Bilim adamları boyutu Dünya ile neredeyse aynı bir gezegen keşfetti ve yıldızı da bizim güneşimiz ile neredeyse aynı boyutlarda.

Sadece tüm benzerlik bu kadar. Söz mevzusu öte gezegen dünyamızdan 10 kat daha genç, fazlaca daha sıcak ve yüzeyinde lav denizleri bulunuyor.

Astronomlar HD 63433 d adlı yeni gezegeni NASA’nın TESS sondası ile keşfetti. TESS, Transiting Exoplanet Survey Satellite‘ın kısaltılmışı, kısaca Transit Öte Gezegen Gözlem Uydusu. Uydunun görevi uzaydaki en parlak yıldızların çevresinde dönen binlerce öte gezegeni keşfetmek.

Sadece 73 ışık yılı uzağımızdaki bu yüzeyi kavrulmuş dünya, bilinen bize en yakın ve en küçük öte gezegen. Bilim insanları bu gezegenin 400 milyon yaşında olduğunu düşünüyor, evimiz olan gezegen ise 4,5 milyar yıl yaşında.

Keşfi gerçekleştiren bilim insanları, The Astronomical Journal’da yayınladıkları makalede şöyleki diyor: “Genç dünya dışı gezegenler, gezegen oluşumu ve evrim ile ilgili teoriler için tehlikeli sonuç kontrol alanları.”

Doğrulanmış öte gezegen sayısı 5,569‘a yükselmiş durumda ve 10 binden fazla aday da araştırma altında. İstatistiksel olarak konuşacak olursak, tüm bu rakamlar, gerçekte uzayda bulunduğunu düşündüğümüz gezegen sayısının fazlaca fazlaca minik bir kısmı. Yüzlerce milyar galaksi, trilyonlarca yıldız ile dolu. Ve eğer bu yıldızların yörüngesinde bir ya da daha çok gezegen bulunuyorsa, toplam sayı tüm tahminlerin üstünde olacaktır.

HD 63433 d fazlaca ilgi çekici bir gezegen zira bir yüzü devamlı yıldızına dönük durumda. Dahası yıldızına, Dünya’nın Güneş’e olduğundan fazlaca daha yakın durumda: Merkür’ün Güneş’e mesafesinden sekiz kat daha yakın. Bu da öte gezegenin yörüngesini o denli küçültüyor ki, bir yıl yalnız dört gün sürüyor.

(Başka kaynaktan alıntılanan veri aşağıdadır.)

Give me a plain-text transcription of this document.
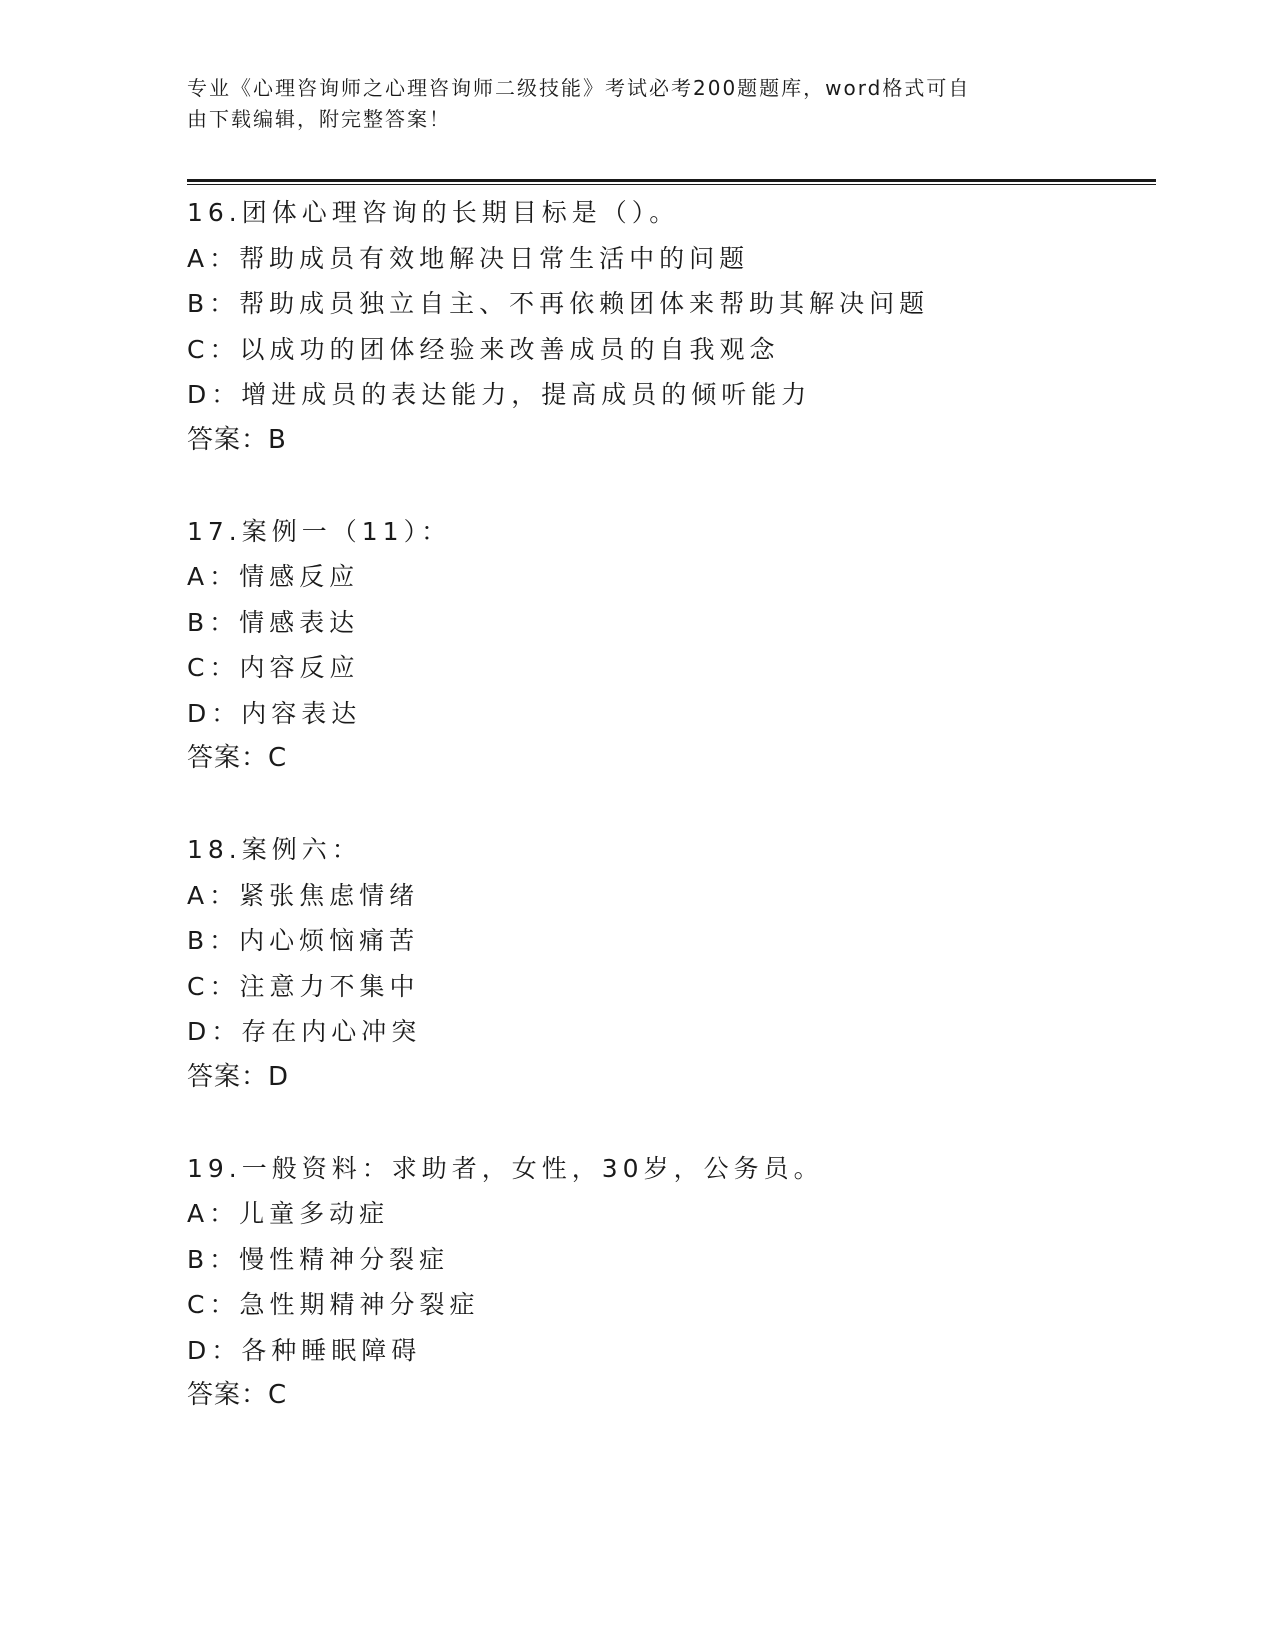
专业《心理咨询师之心理咨询师二级技能》考试必考200题题库，word格式可自
由下载编辑，附完整答案！
16.团体心理咨询的长期目标是（）。
A：帮助成员有效地解决日常生活中的问题
B：帮助成员独立自主、不再依赖团体来帮助其解决问题
C：以成功的团体经验来改善成员的自我观念
D：增进成员的表达能力，提高成员的倾听能力
答案：B
17.案例一（11）：
A：情感反应
B：情感表达
C：内容反应
D：内容表达
答案：C
18.案例六：
A：紧张焦虑情绪
B：内心烦恼痛苦
C：注意力不集中
D：存在内心冲突
答案：D
19.一般资料：求助者，女性，30岁，公务员。
A：儿童多动症
B：慢性精神分裂症
C：急性期精神分裂症
D：各种睡眠障碍
答案：C
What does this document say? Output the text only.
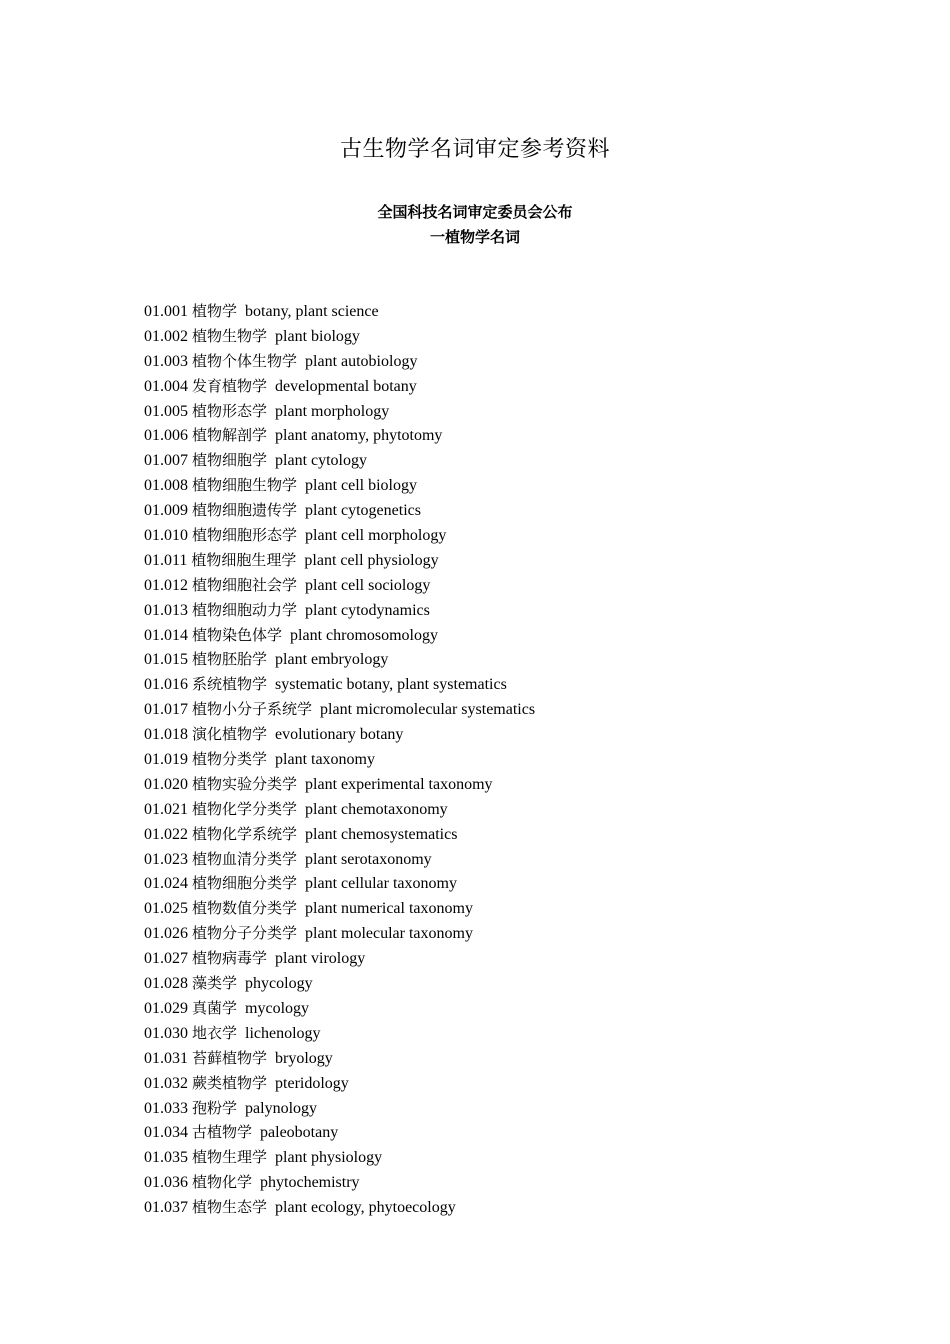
古生物学名词审定参考资料
全国科技名词审定委员会公布
一植物学名词
01.001 植物学 botany, plant science
01.002 植物生物学 plant biology
01.003 植物个体生物学 plant autobiology
01.004 发育植物学 developmental botany
01.005 植物形态学 plant morphology
01.006 植物解剖学 plant anatomy, phytotomy
01.007 植物细胞学 plant cytology
01.008 植物细胞生物学 plant cell biology
01.009 植物细胞遗传学 plant cytogenetics
01.010 植物细胞形态学 plant cell morphology
01.011 植物细胞生理学 plant cell physiology
01.012 植物细胞社会学 plant cell sociology
01.013 植物细胞动力学 plant cytodynamics
01.014 植物染色体学 plant chromosomology
01.015 植物胚胎学 plant embryology
01.016 系统植物学 systematic botany, plant systematics
01.017 植物小分子系统学 plant micromolecular systematics
01.018 演化植物学 evolutionary botany
01.019 植物分类学 plant taxonomy
01.020 植物实验分类学 plant experimental taxonomy
01.021 植物化学分类学 plant chemotaxonomy
01.022 植物化学系统学 plant chemosystematics
01.023 植物血清分类学 plant serotaxonomy
01.024 植物细胞分类学 plant cellular taxonomy
01.025 植物数值分类学 plant numerical taxonomy
01.026 植物分子分类学 plant molecular taxonomy
01.027 植物病毒学 plant virology
01.028 藻类学 phycology
01.029 真菌学 mycology
01.030 地衣学 lichenology
01.031 苔藓植物学 bryology
01.032 蕨类植物学 pteridology
01.033 孢粉学 palynology
01.034 古植物学 paleobotany
01.035 植物生理学 plant physiology
01.036 植物化学 phytochemistry
01.037 植物生态学 plant ecology, phytoecology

Ve tüm deneyimli güneş banyosu yapanların bileceği şeklinde, eğer ara sıra dönmezseniz, bir yanınız fazlaca ciddi şekilde yanar.

Astronomlar gezegenin yıldızına dönük tarafında ısının 1260 dereceyi bulduğunu düşünüyor. Sadece asla ışık almayan tarafın durumu gizemini koruyor ve araştırma ekibi gelecekte bu mevzuyu açıklığa kavuşturmayı umut ediyor. James Webb Uzay Teleskobu’nun bu genç dünyaya dair daha çok detayı ortaya koyabileceği, hatta atmosferinden izler bile arayabileceği düşünülüyor.

Araştırmanın eş yazarlarından önde gelen Andrew Vanderburg, X hesabından yapmış olduğu açıklamada şöyleki diyor:

“Genç gezegenler coşku veriyor zira onlar yardımıyla gezegenlerin zaman içinde iyi mi değiştikleri üstünde çalışabiliyoruz. Onların değişik yaşlardaki özelliklerini ölçerek bunu yapıyoruz. Tıpkı bir bebeği, evladı, ergeni ve yetişkini ayrı ayrı gözlemleyerek, insanların iyi mi yaş almış olduğu üstünde çalışmak şeklinde. Bebeğin büyümesini beklemenize gerek kalmıyor.”